基于sklearn的特征筛选
2018-01-20 本文已影响0人
月见樽
理论
特征筛选的作用
样本中的有些特征是所谓的“优秀特征”,使用这些特征可以显著的提高泛化能力。而有些特征在样本类别区分上并不明显,在训练中引入这些特征会导致算力的浪费;另外有些特征对样本的分类有反作用,引入这些特征反而会导致泛化能力下降
特征筛选
与PCA(主成分分析)不同,特征筛选不修改特征值,而是寻找对模型性能提升较大的尽量少的特征
代码实现
import numpy as np
import pandas as pd
import matplotlib.pyplot as plt
引入数据集——Titanic数据集
titan = pd.read_csv("http://biostat.mc.vanderbilt.edu/wiki/pub/Main/DataSets/titanic.txt")
titan.info()
<class 'pandas.core.frame.DataFrame'>
RangeIndex: 1313 entries, 0 to 1312
Data columns (total 11 columns):
row.names 1313 non-null int64
pclass 1313 non-null object
survived 1313 non-null int64
name 1313 non-null object
age 633 non-null float64
embarked 821 non-null object
home.dest 754 non-null object
room 77 non-null object
ticket 69 non-null object
boat 347 non-null object
sex 1313 non-null object
dtypes: float64(1), int64(2), object(8)
memory usage: 112.9+ KB
数据预处理
分离数据与标签
x_source = titan.drop(["row.names","name","survived"],axis=1)
x_source.info()
y_source = titan["survived"]
<class 'pandas.core.frame.DataFrame'>
RangeIndex: 1313 entries, 0 to 1312
Data columns (total 8 columns):
pclass 1313 non-null object
age 633 non-null float64
embarked 821 non-null object
home.dest 754 non-null object
room 77 non-null object
ticket 69 non-null object
boat 347 non-null object
sex 1313 non-null object
dtypes: float64(1), object(7)
memory usage: 82.1+ KB
缺失数据填充
x_source['age'].fillna(x_source['age'].mean(),inplace=True)

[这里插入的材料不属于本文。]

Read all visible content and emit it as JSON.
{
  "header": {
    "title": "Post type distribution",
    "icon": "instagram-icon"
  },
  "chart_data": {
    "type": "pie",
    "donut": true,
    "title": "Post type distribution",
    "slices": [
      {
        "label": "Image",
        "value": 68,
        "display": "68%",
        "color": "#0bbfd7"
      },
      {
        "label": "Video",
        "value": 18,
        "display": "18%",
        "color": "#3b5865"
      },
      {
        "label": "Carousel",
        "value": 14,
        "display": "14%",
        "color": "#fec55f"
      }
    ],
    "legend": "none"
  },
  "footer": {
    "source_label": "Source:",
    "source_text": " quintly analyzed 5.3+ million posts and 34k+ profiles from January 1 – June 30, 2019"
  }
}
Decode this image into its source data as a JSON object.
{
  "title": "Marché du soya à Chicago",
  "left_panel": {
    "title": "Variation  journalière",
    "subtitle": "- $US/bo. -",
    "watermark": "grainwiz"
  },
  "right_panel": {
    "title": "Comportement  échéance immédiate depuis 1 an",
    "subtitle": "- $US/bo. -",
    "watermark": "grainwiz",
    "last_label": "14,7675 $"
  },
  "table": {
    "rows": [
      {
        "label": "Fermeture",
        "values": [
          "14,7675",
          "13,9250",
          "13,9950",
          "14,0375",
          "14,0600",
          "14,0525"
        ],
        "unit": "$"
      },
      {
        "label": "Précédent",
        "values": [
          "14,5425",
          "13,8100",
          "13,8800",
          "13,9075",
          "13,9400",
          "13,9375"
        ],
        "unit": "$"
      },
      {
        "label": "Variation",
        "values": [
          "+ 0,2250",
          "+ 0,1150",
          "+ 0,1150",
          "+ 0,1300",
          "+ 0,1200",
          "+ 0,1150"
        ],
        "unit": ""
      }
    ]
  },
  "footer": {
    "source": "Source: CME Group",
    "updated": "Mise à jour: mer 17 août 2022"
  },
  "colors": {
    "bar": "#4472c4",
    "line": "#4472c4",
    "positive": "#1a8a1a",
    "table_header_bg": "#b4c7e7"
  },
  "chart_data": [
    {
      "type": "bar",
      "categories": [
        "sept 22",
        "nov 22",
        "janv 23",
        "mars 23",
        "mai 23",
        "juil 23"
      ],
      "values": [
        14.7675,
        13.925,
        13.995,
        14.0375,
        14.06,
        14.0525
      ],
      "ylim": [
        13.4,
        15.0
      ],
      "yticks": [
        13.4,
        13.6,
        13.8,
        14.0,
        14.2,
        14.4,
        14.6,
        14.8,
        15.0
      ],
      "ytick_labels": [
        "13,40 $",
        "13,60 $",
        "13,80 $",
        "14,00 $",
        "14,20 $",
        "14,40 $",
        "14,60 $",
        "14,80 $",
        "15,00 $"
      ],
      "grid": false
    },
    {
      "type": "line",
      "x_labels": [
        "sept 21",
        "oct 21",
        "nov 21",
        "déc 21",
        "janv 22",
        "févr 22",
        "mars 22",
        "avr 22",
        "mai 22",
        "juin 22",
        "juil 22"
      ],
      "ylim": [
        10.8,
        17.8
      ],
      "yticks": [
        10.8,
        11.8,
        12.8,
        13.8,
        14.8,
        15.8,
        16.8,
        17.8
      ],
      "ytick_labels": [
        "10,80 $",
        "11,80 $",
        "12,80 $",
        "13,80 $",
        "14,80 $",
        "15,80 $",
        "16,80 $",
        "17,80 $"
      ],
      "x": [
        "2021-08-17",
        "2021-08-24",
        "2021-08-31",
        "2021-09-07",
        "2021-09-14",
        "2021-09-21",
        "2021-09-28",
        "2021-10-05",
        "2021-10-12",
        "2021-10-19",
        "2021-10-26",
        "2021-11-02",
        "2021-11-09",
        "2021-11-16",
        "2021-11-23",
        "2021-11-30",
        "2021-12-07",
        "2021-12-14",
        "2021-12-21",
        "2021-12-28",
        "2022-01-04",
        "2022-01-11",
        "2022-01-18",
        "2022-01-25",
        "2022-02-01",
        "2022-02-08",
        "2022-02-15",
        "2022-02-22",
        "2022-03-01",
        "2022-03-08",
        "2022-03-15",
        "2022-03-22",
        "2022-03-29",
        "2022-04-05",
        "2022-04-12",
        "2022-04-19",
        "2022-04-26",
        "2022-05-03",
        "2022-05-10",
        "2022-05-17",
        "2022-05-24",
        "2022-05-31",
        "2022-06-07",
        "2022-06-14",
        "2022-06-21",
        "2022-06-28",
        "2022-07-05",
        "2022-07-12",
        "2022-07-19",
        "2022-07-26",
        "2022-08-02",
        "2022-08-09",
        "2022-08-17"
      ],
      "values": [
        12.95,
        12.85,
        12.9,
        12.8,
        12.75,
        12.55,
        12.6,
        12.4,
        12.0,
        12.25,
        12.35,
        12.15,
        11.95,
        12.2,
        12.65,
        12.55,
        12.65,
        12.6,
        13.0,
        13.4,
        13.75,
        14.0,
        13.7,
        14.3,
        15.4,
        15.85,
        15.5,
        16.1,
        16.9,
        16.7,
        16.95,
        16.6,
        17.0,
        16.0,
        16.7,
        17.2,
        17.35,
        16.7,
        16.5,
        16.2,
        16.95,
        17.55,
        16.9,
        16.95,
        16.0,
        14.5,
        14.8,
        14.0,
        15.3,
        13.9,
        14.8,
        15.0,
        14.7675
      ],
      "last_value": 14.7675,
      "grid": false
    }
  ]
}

x_source.fillna('UNKNOWN',inplace=True)
x_source.info()
<class 'pandas.core.frame.DataFrame'>
RangeIndex: 1313 entries, 0 to 1312
Data columns (total 8 columns):
pclass 1313 non-null object
age 1313 non-null float64
embarked 1313 non-null object
home.dest 1313 non-null object
room 1313 non-null object
ticket 1313 non-null object
boat 1313 non-null object
sex 1313 non-null object
dtypes: float64(1), object(7)
memory usage: 82.1+ KB
数据分割
from sklearn.model_selection import train_test_split
x_train,x_test,y_train,y_test = train_test_split(x_source,y_source,random_state=33,test_size=0.25)
x_train.info()
<class 'pandas.core.frame.DataFrame'>
Int64Index: 984 entries, 1086 to 1044
Data columns (total 8 columns):
pclass 984 non-null object
age 984 non-null float64
embarked 984 non-null object
home.dest 984 non-null object
room 984 non-null object
ticket 984 non-null object
boat 984 non-null object
sex 984 non-null object
dtypes: float64(1), object(7)
memory usage: 69.2+ KB
特征向量化
from sklearn.feature_extraction import DictVectorizer
vec = DictVectorizer()
x_train = vec.fit_transform(x_train.to_dict(orient='record'))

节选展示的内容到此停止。